Минлу с любопытством наблюдала за ней.
— Почему он сделал это? — Спросила она. — Он влюблен в тебя?
Дочь купца холодно поглядела на неё.
— Понятия не имею. Он такой же лиходей и душегуб, как и прочие. К тому же вы здесь тоже благодаря ему. По-твоему в тебя и лоя он тоже влюблен?
— В начале он намеревался ехать вместе с тобою и видимо взять с собой в качестве заложника мивара, — словно размышляя вслух, проговорил Талгаро, — однако затем, когда мивар наотрез отказался, даже готовый тут же и умереть, и потом предложил отпустить только тебя, этот молодой разбойник сразу же, не моргнув глазом, согласился, хотя конечно понимал что в этом случае оставляет себя в полной власти Хишена.
— И что? — Неприязненно осведомилась Тайвира.
Лоя пожал плечами.
— Не знаю. Но по моему разумению так легко и быстро пожертвовать своей жизнью возможно только под влиянием какого-то большого сильного чувства.
Ничего не ответив, Тайвира развернула коня и, ударив пятками в его бока, поскакала по широкому тракту на восток.
Минлу поглядела на лоя. Она вдруг припомнила его сказочное пение. И еще странные слова «айнлима монли», и ещё молнии, сверкнувшие на лапах Кита, и ей очень захотелось обо всём этом поговорить. Но Талгаро сказал:
— Да, лучше поспешить. Верховный претор жуткий человек и мы должны вызволить Элен из его плена как можно скорее. К тому же она возможно знает как помочь Киту.

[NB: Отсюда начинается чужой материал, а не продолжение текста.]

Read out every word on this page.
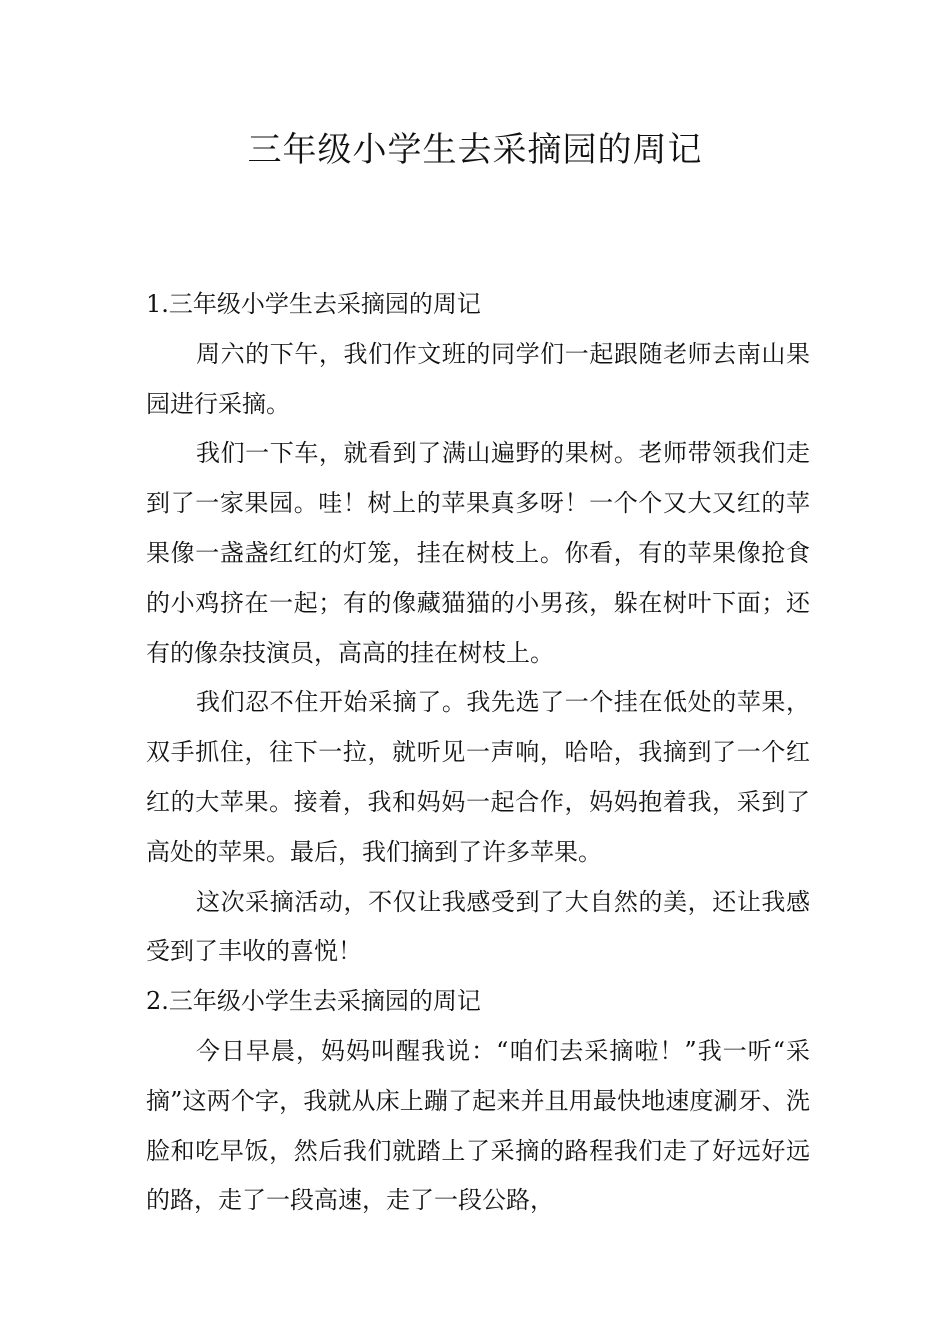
三年级小学生去采摘园的周记

1.三年级小学生去采摘园的周记

周六的下午，我们作文班的同学们一起跟随老师去南山果园进行采摘。

我们一下车，就看到了满山遍野的果树。老师带领我们走到了一家果园。哇！树上的苹果真多呀！一个个又大又红的苹果像一盏盏红红的灯笼，挂在树枝上。你看，有的苹果像抢食的小鸡挤在一起；有的像藏猫猫的小男孩，躲在树叶下面；还有的像杂技演员，高高的挂在树枝上。

我们忍不住开始采摘了。我先选了一个挂在低处的苹果，双手抓住，往下一拉，就听见一声响，哈哈，我摘到了一个红红的大苹果。接着，我和妈妈一起合作，妈妈抱着我，采到了高处的苹果。最后，我们摘到了许多苹果。

这次采摘活动，不仅让我感受到了大自然的美，还让我感受到了丰收的喜悦！

2.三年级小学生去采摘园的周记

今日早晨，妈妈叫醒我说：“咱们去采摘啦！”我一听“采摘”这两个字，我就从床上蹦了起来并且用最快地速度涮牙、洗脸和吃早饭，然后我们就踏上了采摘的路程我们走了好远好远的路，走了一段高速，走了一段公路，
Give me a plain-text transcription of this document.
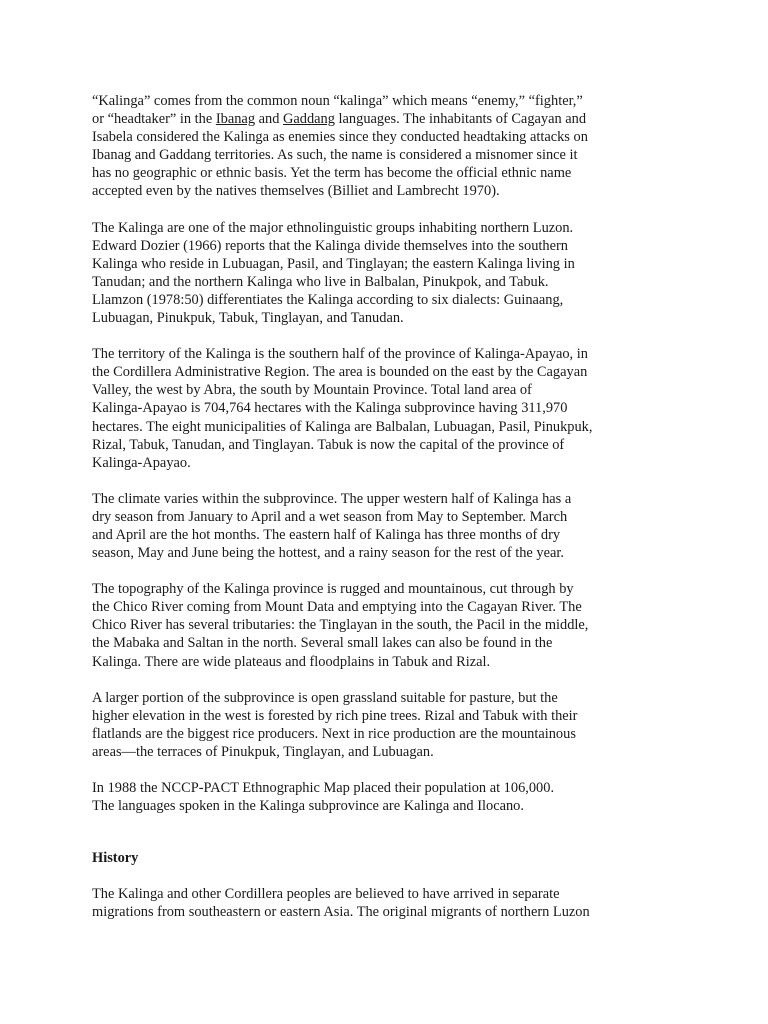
“Kalinga” comes from the common noun “kalinga” which means “enemy,” “fighter,”
or “headtaker” in the Ibanag and Gaddang languages. The inhabitants of Cagayan and
Isabela considered the Kalinga as enemies since they conducted headtaking attacks on
Ibanag and Gaddang territories. As such, the name is considered a misnomer since it
has no geographic or ethnic basis. Yet the term has become the official ethnic name
accepted even by the natives themselves (Billiet and Lambrecht 1970).
The Kalinga are one of the major ethnolinguistic groups inhabiting northern Luzon.
Edward Dozier (1966) reports that the Kalinga divide themselves into the southern
Kalinga who reside in Lubuagan, Pasil, and Tinglayan; the eastern Kalinga living in
Tanudan; and the northern Kalinga who live in Balbalan, Pinukpok, and Tabuk.
Llamzon (1978:50) differentiates the Kalinga according to six dialects: Guinaang,
Lubuagan, Pinukpuk, Tabuk, Tinglayan, and Tanudan.
The territory of the Kalinga is the southern half of the province of Kalinga-Apayao, in
the Cordillera Administrative Region. The area is bounded on the east by the Cagayan
Valley, the west by Abra, the south by Mountain Province. Total land area of
Kalinga-Apayao is 704,764 hectares with the Kalinga subprovince having 311,970
hectares. The eight municipalities of Kalinga are Balbalan, Lubuagan, Pasil, Pinukpuk,
Rizal, Tabuk, Tanudan, and Tinglayan. Tabuk is now the capital of the province of
Kalinga-Apayao.
The climate varies within the subprovince. The upper western half of Kalinga has a
dry season from January to April and a wet season from May to September. March
and April are the hot months. The eastern half of Kalinga has three months of dry
season, May and June being the hottest, and a rainy season for the rest of the year.
The topography of the Kalinga province is rugged and mountainous, cut through by
the Chico River coming from Mount Data and emptying into the Cagayan River. The
Chico River has several tributaries: the Tinglayan in the south, the Pacil in the middle,
the Mabaka and Saltan in the north. Several small lakes can also be found in the
Kalinga. There are wide plateaus and floodplains in Tabuk and Rizal.
A larger portion of the subprovince is open grassland suitable for pasture, but the
higher elevation in the west is forested by rich pine trees. Rizal and Tabuk with their
flatlands are the biggest rice producers. Next in rice production are the mountainous
areas—the terraces of Pinukpuk, Tinglayan, and Lubuagan.
In 1988 the NCCP-PACT Ethnographic Map placed their population at 106,000.
The languages spoken in the Kalinga subprovince are Kalinga and Ilocano.
History
The Kalinga and other Cordillera peoples are believed to have arrived in separate
migrations from southeastern or eastern Asia. The original migrants of northern Luzon
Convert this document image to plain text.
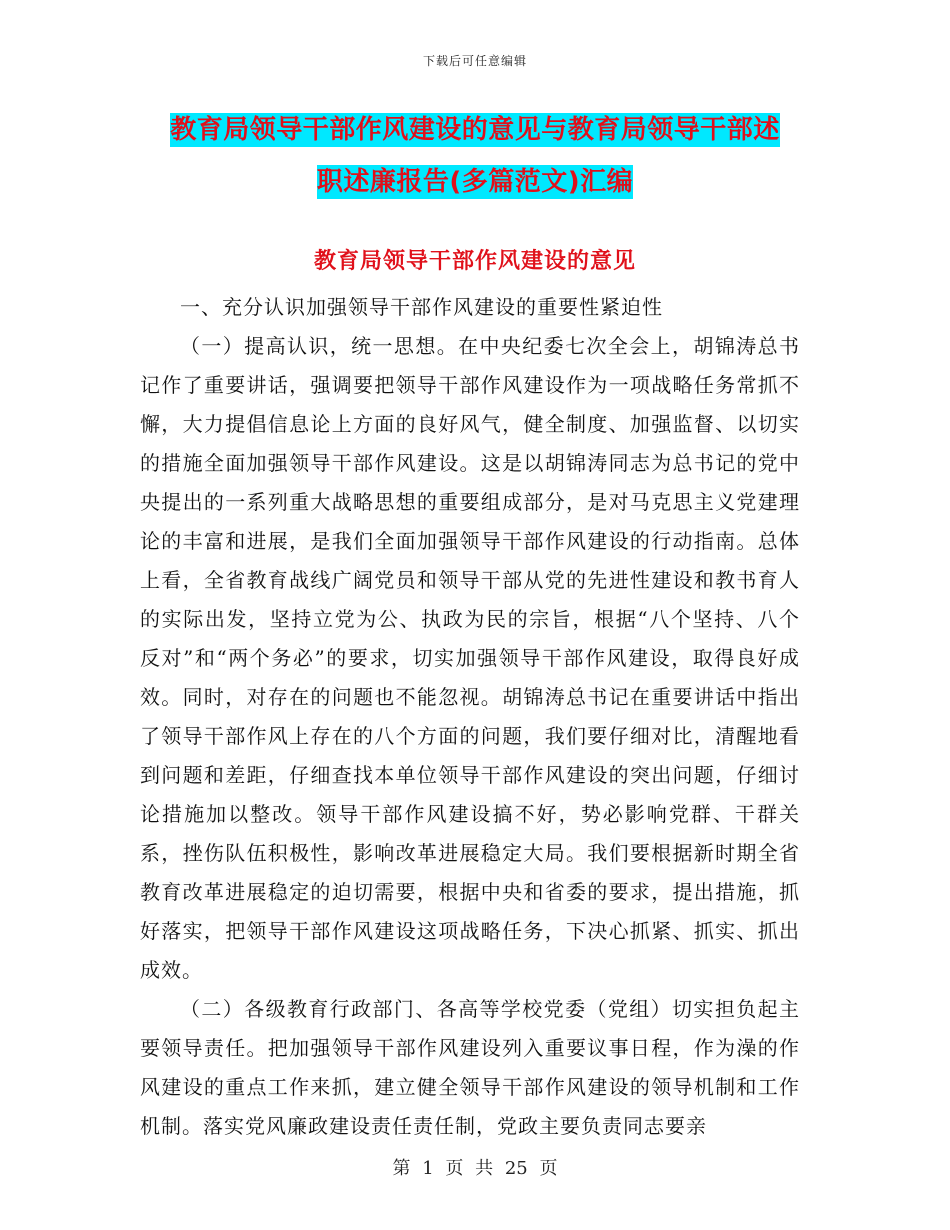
下载后可任意编辑
教育局领导干部作风建设的意见与教育局领导干部述
职述廉报告(多篇范文)汇编
教育局领导干部作风建设的意见

一、充分认识加强领导干部作风建设的重要性紧迫性

（一）提高认识，统一思想。在中央纪委七次全会上，胡锦涛总书记作了重要讲话，强调要把领导干部作风建设作为一项战略任务常抓不懈，大力提倡信息论上方面的良好风气，健全制度、加强监督、以切实的措施全面加强领导干部作风建设。这是以胡锦涛同志为总书记的党中央提出的一系列重大战略思想的重要组成部分，是对马克思主义党建理论的丰富和进展，是我们全面加强领导干部作风建设的行动指南。总体上看，全省教育战线广阔党员和领导干部从党的先进性建设和教书育人的实际出发，坚持立党为公、执政为民的宗旨，根据“八个坚持、八个反对”和“两个务必”的要求，切实加强领导干部作风建设，取得良好成效。同时，对存在的问题也不能忽视。胡锦涛总书记在重要讲话中指出了领导干部作风上存在的八个方面的问题，我们要仔细对比，清醒地看到问题和差距，仔细查找本单位领导干部作风建设的突出问题，仔细讨论措施加以整改。领导干部作风建设搞不好，势必影响党群、干群关系，挫伤队伍积极性，影响改革进展稳定大局。我们要根据新时期全省教育改革进展稳定的迫切需要，根据中央和省委的要求，提出措施，抓好落实，把领导干部作风建设这项战略任务，下决心抓紧、抓实、抓出成效。

（二）各级教育行政部门、各高等学校党委（党组）切实担负起主要领导责任。把加强领导干部作风建设列入重要议事日程，作为澡的作风建设的重点工作来抓，建立健全领导干部作风建设的领导机制和工作机制。落实党风廉政建设责任责任制，党政主要负责同志要亲

第 1 页 共 25 页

Талгаро кажется нисколько не сомневался, что им удастся вырвать девочку из власти алчных судей и это немного ободряло Минлу. Сама она подобной уверенности не испытывала, с трудом себе представляя как двое таких бродяжек как лоя и она смогут проникнуть во дворец верховного претора Агрона, выкрасть девочку и затем ещё уйти от неминуемого преследования всей судебной гвардии королевства.
Не сказав больше друг другу ни слова, они поехали вслед за Тайвирой.
89
Тайвира, то и дело подстегивая коня, как безумная, словно и правда пыталась уйти от погони, летела вперед. Но вместо страшных диких разбойников, её преследовали неудобные, неуютные мысли.
Что теперь будет с Сойвином? Что Хишен сделает с ним? Это не важно, это абсолютно не важно, уверял её голос, который вроде бы был её глубинной сущностью, её сокровенным «Я», той внутренней осознанной реальностью, которая всегда была на её стороне, с самого рождения готовая утешать и поддерживать её. Этот человек ничего не значит и его поступки случайны и неразумны, стихийны и бессмысленны и уж конечно не следует искать в них того сильного глубокого чувства, о котором говорил этот неприятный лоя.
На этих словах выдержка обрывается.